I completely get what you are saying. It is annoying, but apparently teens love it. They love the idea where they can do whatever they want without their parents tracking them and telling them what to do. It's the reality they've always wanted, but yet they don't because part of them knows they aren't ready yet so they live it out in books.

On the Disney channel it's worse. But watching it I can see why a kid would love it. The parents participate in the cool way, set a few cool rules, and then let them have all the fun they want within reason.

Annoying, but totally understandable...

Christine Danek said...

Great post and I see where you are coming from. I do think about this too when reading YA paranormal and I haven't found it. It makes me question my own WiP on how to change that.
Good luck and let me know when you find some good books like this.

Emily Cross said...

@Jess - thanks I love long comments! I totally agree with you! I am guilty of the single guardian thing myself though as in my WIP my MC guardian is her uncle, but I'm hoping he comes across as normal and caring - and you know 'i'm the adult'
Romance wise, I completely agree with you I love stories that have characters develop their feelings rather than *wham* you're in love, lets be together forever and ever

@ Andrea, I see what you mean, but isn't it more realistic (and therefore more relatable) for YA to have parents/guardians who are normal/caring than not (for the majority)? Well, that's my hope anyhoo lol. Thanks for your comment!

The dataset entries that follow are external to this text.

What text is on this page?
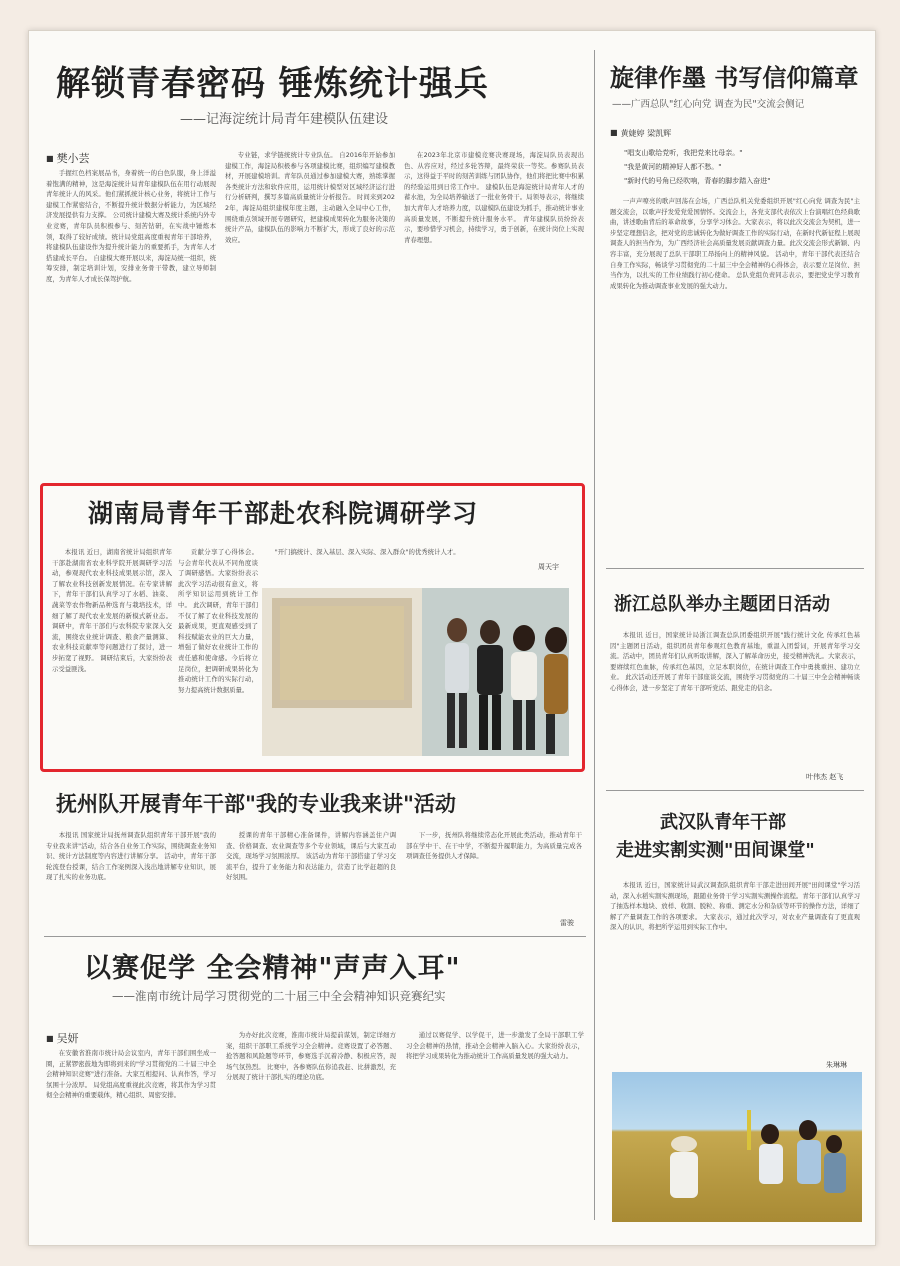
解锁青春密码 锤炼统计强兵
——记海淀统计局青年建模队伍建设
■ 樊小芸

手握红色档案展品书，身着统一的白色队服，身上洋溢着饱满的精神，这是海淀统计局青年建模队伍在用行动展现青年统计人的风采。他们紧抓统计核心业务，将统计工作与建模工作紧密结合，不断提升统计数据分析能力，为区域经济发展提供有力支撑。 公司统计建模大赛及统计系统内外专业竞赛，青年队员积极参与、刻苦钻研，在实战中锤炼本领，取得了较好成绩。统计局党组高度重视青年干部培养，将建模队伍建设作为提升统计能力的重要抓手，为青年人才搭建成长平台。 自建模大赛开展以来，海淀局统一组织，统筹安排，制定培训计划，安排业务骨干带教，建立导师制度，为青年人才成长保驾护航。

专业链，求学链统统计专业队伍。 自2016年开始参加建模工作，海淀局积极参与各项建模比赛，组织编写建模教材，开展建模培训。青年队员通过参加建模大赛，熟练掌握各类统计方法和软件应用，运用统计模型对区域经济运行进行分析研判，撰写多篇高质量统计分析报告。 时间来到2022年，海淀局组织建模年度主题，主动融入全局中心工作，围绕重点领域开展专题研究，把建模成果转化为服务决策的统计产品，建模队伍的影响力不断扩大，形成了良好的示范效应。

在2023年北京市建模竞赛决赛现场，海淀局队员表现出色、从容应对，经过多轮答辩，最终荣获一等奖。参赛队员表示，这得益于平时的刻苦训练与团队协作，他们将把比赛中积累的经验运用到日常工作中。 建模队伍是海淀统计局青年人才的蓄水池，为全局培养输送了一批业务骨干。局领导表示，将继续加大青年人才培养力度，以建模队伍建设为抓手，推动统计事业高质量发展，不断提升统计服务水平。 青年建模队员纷纷表示，要珍惜学习机会，持续学习，勇于创新，在统计岗位上实现青春理想。

旋律作墨 书写信仰篇章
——广西总队"红心向党 调查为民"交流会侧记
■ 黄婕婷 梁凯辉
"唱支山歌给党听，我把党来比母亲。"
"我是黄河的精神好人都不愁。"
"新时代的号角已经吹响，青春的脚步踏入奋进"

一声声嘹亮的歌声回荡在会场，广西总队机关党委组织开展"红心向党 调查为民"主题交流会，以歌声抒发爱党爱国情怀。交流会上，各党支部代表依次上台演唱红色经典歌曲，讲述歌曲背后的革命故事，分享学习体会。大家表示，将以此次交流会为契机，进一步坚定理想信念，把对党的忠诚转化为做好调查工作的实际行动，在新时代新征程上展现调查人的担当作为，为广西经济社会高质量发展贡献调查力量。此次交流会形式新颖、内容丰富，充分展现了总队干部职工昂扬向上的精神风貌。 活动中，青年干部代表还结合自身工作实际，畅谈学习贯彻党的二十届三中全会精神的心得体会，表示要立足岗位、担当作为，以扎实的工作业绩践行初心使命。 总队党组负责同志表示，要把党史学习教育成果转化为推动调查事业发展的强大动力。

湖南局青年干部赴农科院调研学习

本报讯 近日，湖南省统计局组织青年干部赴湖南省农业科学院开展调研学习活动，参观现代农业科技成果展示馆，深入了解农业科技创新发展情况。在专家讲解下，青年干部们认真学习了水稻、油菜、蔬菜等农作物新品种选育与栽培技术，详细了解了现代农业发展的新模式新业态。 调研中，青年干部们与农科院专家深入交流，围绕农业统计调查、粮食产量测算、农业科技贡献率等问题进行了探讨，进一步拓宽了视野。 调研结束后，大家纷纷表示受益匪浅。

贡献分享了心得体会。与会青年代表从不同角度谈了调研感悟。大家纷纷表示此次学习活动很有意义，将所学知识运用到统计工作中。 此次调研，青年干部们不仅了解了农业科技发展的最新成果，更直观感受到了科技赋能农业的巨大力量，增强了做好农业统计工作的责任感和使命感。今后将立足岗位，把调研成果转化为推动统计工作的实际行动，努力提高统计数据质量。

"开门搞统计、深入基层、深入实际、深入群众"的优秀统计人才。

周天宇
浙江总队举办主题团日活动

本报讯 近日，国家统计局浙江调查总队团委组织开展"践行统计文化 传承红色基因"主题团日活动，组织团员青年参观红色教育基地，重温入团誓词，开展青年学习交流。活动中，团员青年们认真听取讲解，深入了解革命历史，接受精神洗礼。大家表示，要赓续红色血脉，传承红色基因，立足本职岗位，在统计调查工作中勇挑重担、建功立业。 此次活动还开展了青年干部座谈交流，围绕学习贯彻党的二十届三中全会精神畅谈心得体会，进一步坚定了青年干部听党话、跟党走的信念。

叶伟杰 赵飞
抚州队开展青年干部"我的专业我来讲"活动

本报讯 国家统计局抚州调查队组织青年干部开展"我的专业我来讲"活动，结合各自业务工作实际，围绕调查业务知识、统计方法制度等内容进行讲解分享。 活动中，青年干部轮流登台授课，结合工作案例深入浅出地讲解专业知识，展现了扎实的业务功底。

授课的青年干部精心准备课件，讲解内容涵盖住户调查、价格调查、农业调查等多个专业领域，课后与大家互动交流，现场学习氛围浓厚。 该活动为青年干部搭建了学习交流平台，提升了业务能力和表达能力，营造了比学赶超的良好氛围。

下一步，抚州队将继续常态化开展此类活动，推动青年干部在学中干、在干中学，不断提升履职能力，为高质量完成各项调查任务提供人才保障。

雷骏
武汉队青年干部
走进实割实测"田间课堂"

本报讯 近日，国家统计局武汉调查队组织青年干部走进田间开展"田间课堂"学习活动，深入水稻实割实测现场，跟随业务骨干学习实割实测操作流程。青年干部们认真学习了抽选样本地块、放样、收割、脱粒、称重、测定水分和杂质等环节的操作方法，详细了解了产量调查工作的各项要求。 大家表示，通过此次学习，对农业产量调查有了更直观深入的认识，将把所学运用到实际工作中。

朱琳琳
以赛促学 全会精神"声声入耳"
——淮南市统计局学习贯彻党的二十届三中全会精神知识竞赛纪实
■ 吴妍

在安徽省淮南市统计局会议室内，青年干部们围坐成一圈，正紧锣密鼓地为即将到来的"学习贯彻党的二十届三中全会精神知识竞赛"进行准备。大家互相提问、认真作答，学习氛围十分浓厚。 局党组高度重视此次竞赛，将其作为学习贯彻全会精神的重要载体，精心组织、周密安排。

为办好此次竞赛，淮南市统计局提前谋划，制定详细方案，组织干部职工系统学习全会精神。竞赛设置了必答题、抢答题和风险题等环节，参赛选手沉着冷静、积极应答，现场气氛热烈。 比赛中，各参赛队伍你追我赶、比拼激烈，充分展现了统计干部扎实的理论功底。

通过以赛促学、以学促干，进一步激发了全局干部职工学习全会精神的热情，推动全会精神入脑入心。大家纷纷表示，将把学习成果转化为推动统计工作高质量发展的强大动力。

@Christine - i agree it makes me think about my WIP too and I'll definitely let you know if I come across any YA books! Thanks for your comment, it's always nice to have new people :)

Andrea said...

@Emily, yeah it's more relatable if the parents were there and no sudden romance and all. But they have books that aren't paranormal that do that. Some people read to escape (totally me) and the last thing they would want is something that happens in everyday life, even if it's only a small fraction of the book.

I think there should be a balance at times though. It's made me take a long hard look at my WIP at the moment. I won't change too much because well, I like it. It's something that doesn't happen every day and I like the break from reality!

The one piece of advice I really liked from SM is write for yourself. I take that as not to get caught up in all the little details that aren't always necessary, they just hold the book down sometimes because too much has to be explained.

Anne R. Allen said...

Thanks for the mention Emily. I think you've hit on a problem that exists in all genres these days: copycat-ism. Every book is supposed to follow a "formula" invented by the last really successful book in the genre. Then nothing can be published in the genre except pale copies until somehow a new writer fights fiercely enough to be allowed to do something new. Then it happens all over again.

That NYT article made some good points. The truth is, parents are mostly more hovering and protective than they were a generation ago. It would be nice if fiction reflected that.

And as far as romance--I am so much with you there. They should hate each other for at least half the book. Otherwise, it's just boring.